Il fatto è che per colpa o in virtù di questi “residui ideologici”, cui accennavo, non riesco a considerare gli inerventi su problemi che riguardano apetti importanti della società -come il tuo saggio- se non all’interno e in vista di una “spendibilità”, tout court,ed efficacia sul piano politico. Questa “forza”, mi è sembrato non avesse, il tuo libro a causa della scarsità di proposte che non fossero datate
E’ per questo che mi è sembrato un libro, scritto bene e bene argomentato, ma “fuori tempo massimo”.
Tu mi dirai: “ma un saggio sulla scuola deve essere come un vademecum di lotta per gli insegnanti?” No!

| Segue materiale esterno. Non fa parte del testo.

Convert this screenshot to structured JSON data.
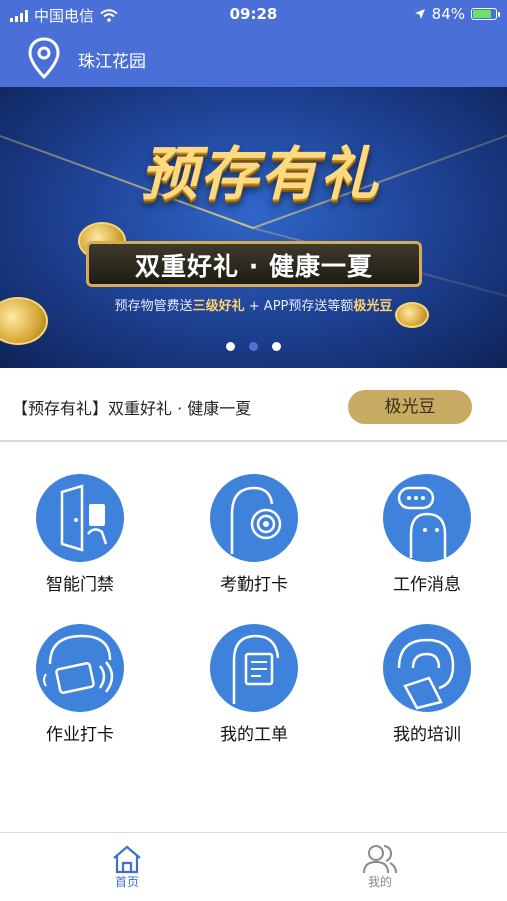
{
  "status_bar": {
    "carrier": "中国电信",
    "time": "09:28",
    "battery": "84%",
    "battery_level": 0.84
  },
  "header": {
    "location_name": "珠江花园",
    "icon": "location-pin-icon"
  },
  "banner": {
    "headline": "预存有礼",
    "subheadline": "双重好礼 · 健康一夏",
    "promo_prefix": "预存物管费送",
    "promo_highlight1": "三级好礼",
    "promo_mid": " + APP预存送等额",
    "promo_highlight2": "极光豆",
    "carousel_active_index": 1,
    "carousel_count": 3
  },
  "notice": {
    "text": "【预存有礼】双重好礼 · 健康一夏",
    "button_label": "极光豆"
  },
  "features": [
    {
      "label": "智能门禁",
      "icon": "smart-door-access-icon"
    },
    {
      "label": "考勤打卡",
      "icon": "attendance-fingerprint-icon"
    },
    {
      "label": "工作消息",
      "icon": "work-message-icon"
    },
    {
      "label": "作业打卡",
      "icon": "task-checkin-card-icon"
    },
    {
      "label": "我的工单",
      "icon": "work-order-icon"
    },
    {
      "label": "我的培训",
      "icon": "training-icon"
    }
  ],
  "tabbar": {
    "home_label": "首页",
    "mine_label": "我的",
    "active": "home"
  },
  "colors": {
    "primary": "#4a6fd6",
    "icon_circle": "#3f82dc",
    "gold_button": "#c8ab63",
    "tab_active": "#3f6fcf",
    "tab_inactive": "#8a8a8a"
  }
}
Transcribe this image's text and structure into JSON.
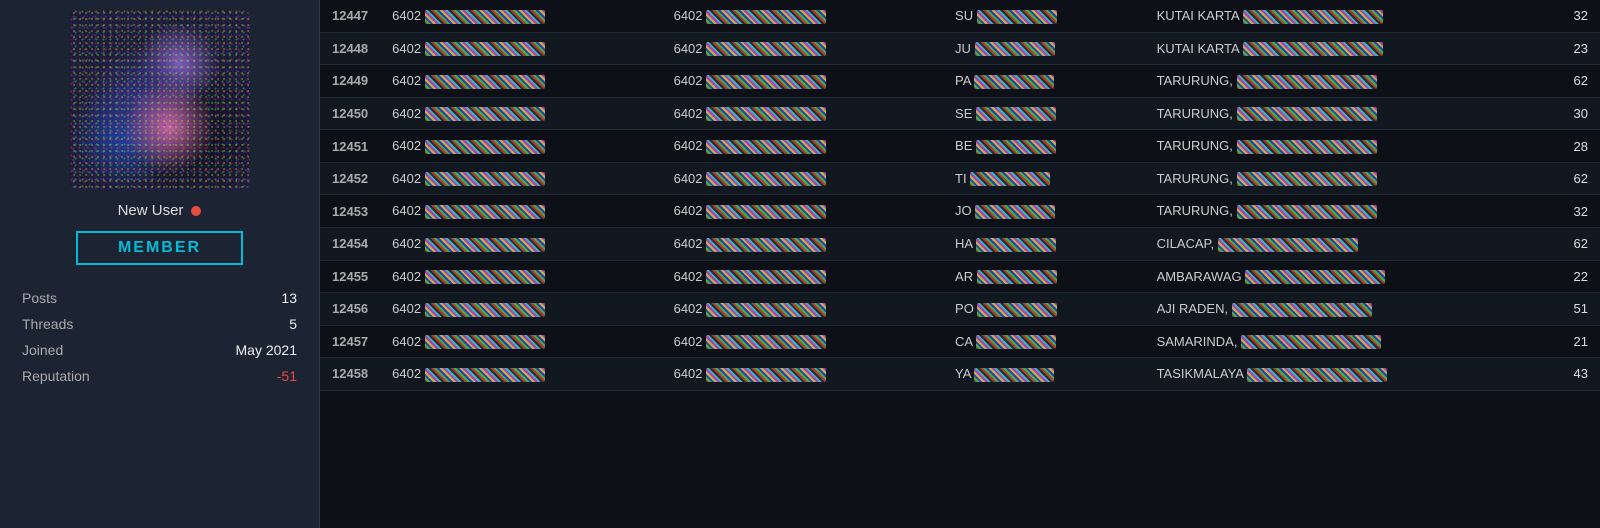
{
  "sidebar": {
    "username": "New User",
    "online": true,
    "badge": "MEMBER",
    "stats": {
      "posts_label": "Posts",
      "posts_value": "13",
      "threads_label": "Threads",
      "threads_value": "5",
      "joined_label": "Joined",
      "joined_value": "May 2021",
      "reputation_label": "Reputation",
      "reputation_value": "-51"
    }
  },
  "table": {
    "rows": [
      {
        "id": "12447",
        "col1": "6402",
        "col2": "6402",
        "col3_prefix": "SU",
        "col4_prefix": "KUTAI KARTA",
        "num": "32"
      },
      {
        "id": "12448",
        "col1": "6402",
        "col2": "6402",
        "col3_prefix": "JU",
        "col4_prefix": "KUTAI KARTA",
        "num": "23"
      },
      {
        "id": "12449",
        "col1": "6402",
        "col2": "6402",
        "col3_prefix": "PA",
        "col4_prefix": "TARURUNG, ",
        "num": "62"
      },
      {
        "id": "12450",
        "col1": "6402",
        "col2": "6402",
        "col3_prefix": "SE",
        "col4_prefix": "TARURUNG, ",
        "num": "30"
      },
      {
        "id": "12451",
        "col1": "6402",
        "col2": "6402",
        "col3_prefix": "BE",
        "col4_prefix": "TARURUNG, ",
        "num": "28"
      },
      {
        "id": "12452",
        "col1": "6402",
        "col2": "6402",
        "col3_prefix": "TI",
        "col4_prefix": "TARURUNG, ",
        "num": "62"
      },
      {
        "id": "12453",
        "col1": "6402",
        "col2": "6402",
        "col3_prefix": "JO",
        "col4_prefix": "TARURUNG, ",
        "num": "32"
      },
      {
        "id": "12454",
        "col1": "6402",
        "col2": "6402",
        "col3_prefix": "HA",
        "col4_prefix": "CILACAP, ",
        "num": "62"
      },
      {
        "id": "12455",
        "col1": "6402",
        "col2": "6402",
        "col3_prefix": "AR",
        "col4_prefix": "AMBARAWAG",
        "num": "22"
      },
      {
        "id": "12456",
        "col1": "6402",
        "col2": "6402",
        "col3_prefix": "PO",
        "col4_prefix": "AJI RADEN, ",
        "num": "51"
      },
      {
        "id": "12457",
        "col1": "6402",
        "col2": "6402",
        "col3_prefix": "CA",
        "col4_prefix": "SAMARINDA, ",
        "num": "21"
      },
      {
        "id": "12458",
        "col1": "6402",
        "col2": "6402",
        "col3_prefix": "YA",
        "col4_prefix": "TASIKMALAYA",
        "num": "43"
      }
    ]
  }
}
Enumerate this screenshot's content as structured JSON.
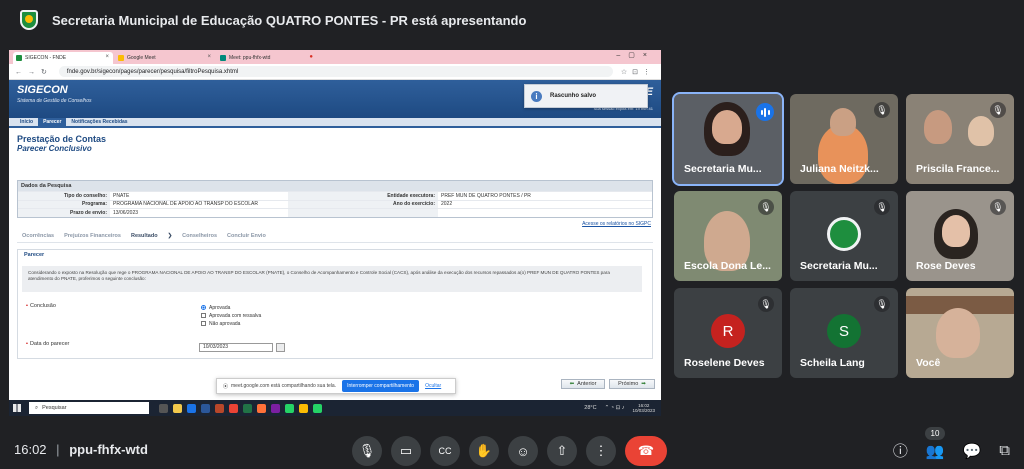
{
  "meet": {
    "presenting_banner": "Secretaria Municipal de Educação QUATRO PONTES - PR está apresentando",
    "clock": "16:02",
    "separator": "|",
    "meeting_code": "ppu-fhfx-wtd",
    "participant_count": "10",
    "participants": [
      {
        "name": "Secretaria Mu...",
        "speaking": true
      },
      {
        "name": "Juliana Neitzk...",
        "muted": true
      },
      {
        "name": "Priscila France...",
        "muted": true
      },
      {
        "name": "Escola Dona Le...",
        "muted": true
      },
      {
        "name": "Secretaria Mu...",
        "muted": true
      },
      {
        "name": "Rose Deves",
        "muted": true
      },
      {
        "name": "Roselene Deves",
        "initial": "R",
        "avatar_color": "#c5221f",
        "muted": true
      },
      {
        "name": "Scheila Lang",
        "initial": "S",
        "avatar_color": "#137333",
        "muted": true
      },
      {
        "name": "Você"
      }
    ],
    "controls": [
      "mic-icon",
      "camera-icon",
      "captions-icon",
      "raise-hand-icon",
      "emoji-icon",
      "present-icon",
      "more-icon",
      "end-call-icon"
    ],
    "end_call_color": "#ea4335"
  },
  "browser": {
    "tabs": [
      "SIGECON - FNDE",
      "Google Meet",
      "Meet: ppu-fhfx-wtd"
    ],
    "url": "fnde.gov.br/sigecon/pages/parecer/pesquisa/filtroPesquisa.xhtml"
  },
  "sigecon": {
    "logo": "SIGECON",
    "subtitle": "Sistema de Gestão de Conselhos",
    "brand": "FNDE",
    "session_text": "Sua sessão expira em: 19 min 41",
    "toast": "Rascunho salvo",
    "menu": [
      "Início",
      "Parecer",
      "Notificações Recebidas"
    ],
    "page_title": "Prestação de Contas",
    "page_subtitle": "Parecer Conclusivo",
    "search_panel": {
      "header": "Dados da Pesquisa",
      "rows": [
        {
          "l1": "Tipo do conselho:",
          "v1": "PNATE",
          "l2": "Entidade executora:",
          "v2": "PREF MUN DE QUATRO PONTES / PR"
        },
        {
          "l1": "Programa:",
          "v1": "PROGRAMA NACIONAL DE APOIO AO TRANSP DO ESCOLAR",
          "l2": "Ano do exercício:",
          "v2": "2022"
        },
        {
          "l1": "Prazo de envio:",
          "v1": "13/06/2023",
          "l2": "",
          "v2": ""
        }
      ]
    },
    "siope_link": "Acesse os relatórios no SIGPC",
    "steps": [
      "Ocorrências",
      "Prejuízos Financeiros",
      "Resultado",
      "Conselheiros",
      "Concluir Envio"
    ],
    "parecer": {
      "legend": "Parecer",
      "text": "Considerando o exposto na Resolução que rege o PROGRAMA NACIONAL DE APOIO AO TRANSP DO ESCOLAR (PNATE), o Conselho de Acompanhamento e Controle Social (CACS), após análise da execução dos recursos repassados a(o) PREF MUN DE QUATRO PONTES para atendimento do PNATE, proferimos o seguinte conclusão:",
      "conclusion_label": "Conclusão",
      "options": [
        "Aprovada",
        "Aprovada com ressalva",
        "Não aprovada"
      ],
      "selected": "Aprovada",
      "date_label": "Data do parecer",
      "date_value": "10/03/2023"
    },
    "share_notice": "meet.google.com está compartilhando sua tela.",
    "stop_sharing": "Interromper compartilhamento",
    "hide": "Ocultar",
    "prev": "Anterior",
    "next": "Próximo"
  },
  "taskbar": {
    "search_placeholder": "Pesquisar",
    "weather": "28°C",
    "time": "16:02",
    "date": "10/03/2023"
  }
}
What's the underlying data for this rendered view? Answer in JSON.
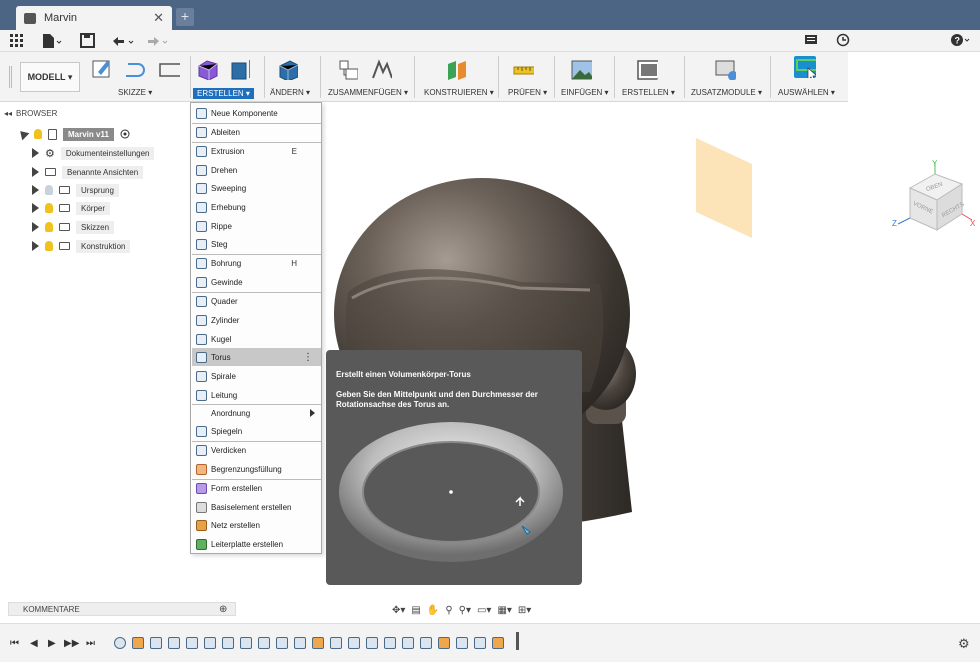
{
  "window": {
    "tab_title": "Marvin",
    "close_glyph": "✕",
    "new_tab_glyph": "+"
  },
  "quickbar": {
    "icons": [
      "grid-icon",
      "file-icon",
      "save-icon",
      "undo-icon",
      "redo-icon",
      "comment-icon",
      "clock-icon",
      "help-icon"
    ]
  },
  "ribbon": {
    "workspace": "MODELL ▾",
    "groups": [
      {
        "label": "SKIZZE ▾"
      },
      {
        "label": "ERSTELLEN ▾"
      },
      {
        "label": "ÄNDERN ▾"
      },
      {
        "label": "ZUSAMMENFÜGEN ▾"
      },
      {
        "label": "KONSTRUIEREN ▾"
      },
      {
        "label": "PRÜFEN ▾"
      },
      {
        "label": "EINFÜGEN ▾"
      },
      {
        "label": "ERSTELLEN ▾"
      },
      {
        "label": "ZUSATZMODULE ▾"
      },
      {
        "label": "AUSWÄHLEN ▾"
      }
    ]
  },
  "viewcube": {
    "top": "OBEN",
    "front": "VORNE",
    "right": "RECHTS",
    "axis_x": "X",
    "axis_y": "Y",
    "axis_z": "Z"
  },
  "browser": {
    "title": "BROWSER",
    "root": "Marvin v11",
    "items": [
      {
        "label": "Dokumenteinstellungen"
      },
      {
        "label": "Benannte Ansichten"
      },
      {
        "label": "Ursprung"
      },
      {
        "label": "Körper"
      },
      {
        "label": "Skizzen"
      },
      {
        "label": "Konstruktion"
      }
    ]
  },
  "menu": {
    "items": [
      {
        "label": "Neue Komponente",
        "key": "",
        "icon": "new-component-icon"
      },
      {
        "label": "Ableiten",
        "key": "",
        "icon": "derive-icon"
      },
      {
        "label": "Extrusion",
        "key": "E",
        "icon": "extrude-icon"
      },
      {
        "label": "Drehen",
        "key": "",
        "icon": "revolve-icon"
      },
      {
        "label": "Sweeping",
        "key": "",
        "icon": "sweep-icon"
      },
      {
        "label": "Erhebung",
        "key": "",
        "icon": "loft-icon"
      },
      {
        "label": "Rippe",
        "key": "",
        "icon": "rib-icon"
      },
      {
        "label": "Steg",
        "key": "",
        "icon": "web-icon"
      },
      {
        "label": "Bohrung",
        "key": "H",
        "icon": "hole-icon"
      },
      {
        "label": "Gewinde",
        "key": "",
        "icon": "thread-icon"
      },
      {
        "label": "Quader",
        "key": "",
        "icon": "box-icon"
      },
      {
        "label": "Zylinder",
        "key": "",
        "icon": "cylinder-icon"
      },
      {
        "label": "Kugel",
        "key": "",
        "icon": "sphere-icon"
      },
      {
        "label": "Torus",
        "key": "",
        "icon": "torus-icon"
      },
      {
        "label": "Spirale",
        "key": "",
        "icon": "coil-icon"
      },
      {
        "label": "Leitung",
        "key": "",
        "icon": "pipe-icon"
      },
      {
        "label": "Anordnung",
        "key": "",
        "icon": "pattern-icon"
      },
      {
        "label": "Spiegeln",
        "key": "",
        "icon": "mirror-icon"
      },
      {
        "label": "Verdicken",
        "key": "",
        "icon": "thicken-icon"
      },
      {
        "label": "Begrenzungsfüllung",
        "key": "",
        "icon": "boundary-fill-icon"
      },
      {
        "label": "Form erstellen",
        "key": "",
        "icon": "create-form-icon"
      },
      {
        "label": "Basiselement erstellen",
        "key": "",
        "icon": "base-feature-icon"
      },
      {
        "label": "Netz erstellen",
        "key": "",
        "icon": "mesh-icon"
      },
      {
        "label": "Leiterplatte erstellen",
        "key": "",
        "icon": "pcb-icon"
      }
    ],
    "more_glyph": "⋮"
  },
  "tooltip": {
    "title": "Erstellt einen Volumenkörper-Torus",
    "description": "Geben Sie den Mittelpunkt und den Durchmesser der Rotationsachse des Torus an."
  },
  "comments": {
    "label": "KOMMENTARE"
  },
  "timeline": {
    "controls": [
      "⏮",
      "◀",
      "▶",
      "▶▶",
      "⏭"
    ]
  },
  "colors": {
    "titlebar": "#4c6584",
    "accent": "#1f6fbf",
    "highlight": "#c8c8c8",
    "tooltip_bg": "#595959",
    "plane": "#fde4b8"
  }
}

Hai ragione tu, non può essere.
Ma io non posso cambiare alla mia età e con questo ti saluto affettuosamente. Cicci
Ho terminato “L’Italia dell’ignoranza”,avvincente come un mistery e utile come una borraccia d’acqua nel deserto. L’ho già consigliato a diverse amiche ed amici. Sono una maestra con più di 30 anni di ruolo e quindi ho vissuto diversi modelli di scuola: da quelli partecipati,democratici, appassionati a quelli tutto gerarchia,”autonomia”, funzioni obiettivo, strumentali,pof, fis, portfolio in un crescendo di avvilimento e povertà di pensiero e di riflessione professionale personale e collettiva.Il suo saggio ha dato sistematizzazione e senso a considerazioni che non trovavo modo di esprimere con le dovute argomentazioni e spinto all’approfondi-
mento grazie alla ricca bibliografia e puntuale corredo di dati.E’ una lettura che lascia il segno, da ri-pensare, con molti interrogativi e
con la preoccupante sensazione che si sia andati oltre il rimediabile.Ma è solo una sensazione: le maestre non s’arrendono mai.Ancora grazie per la sua fatica.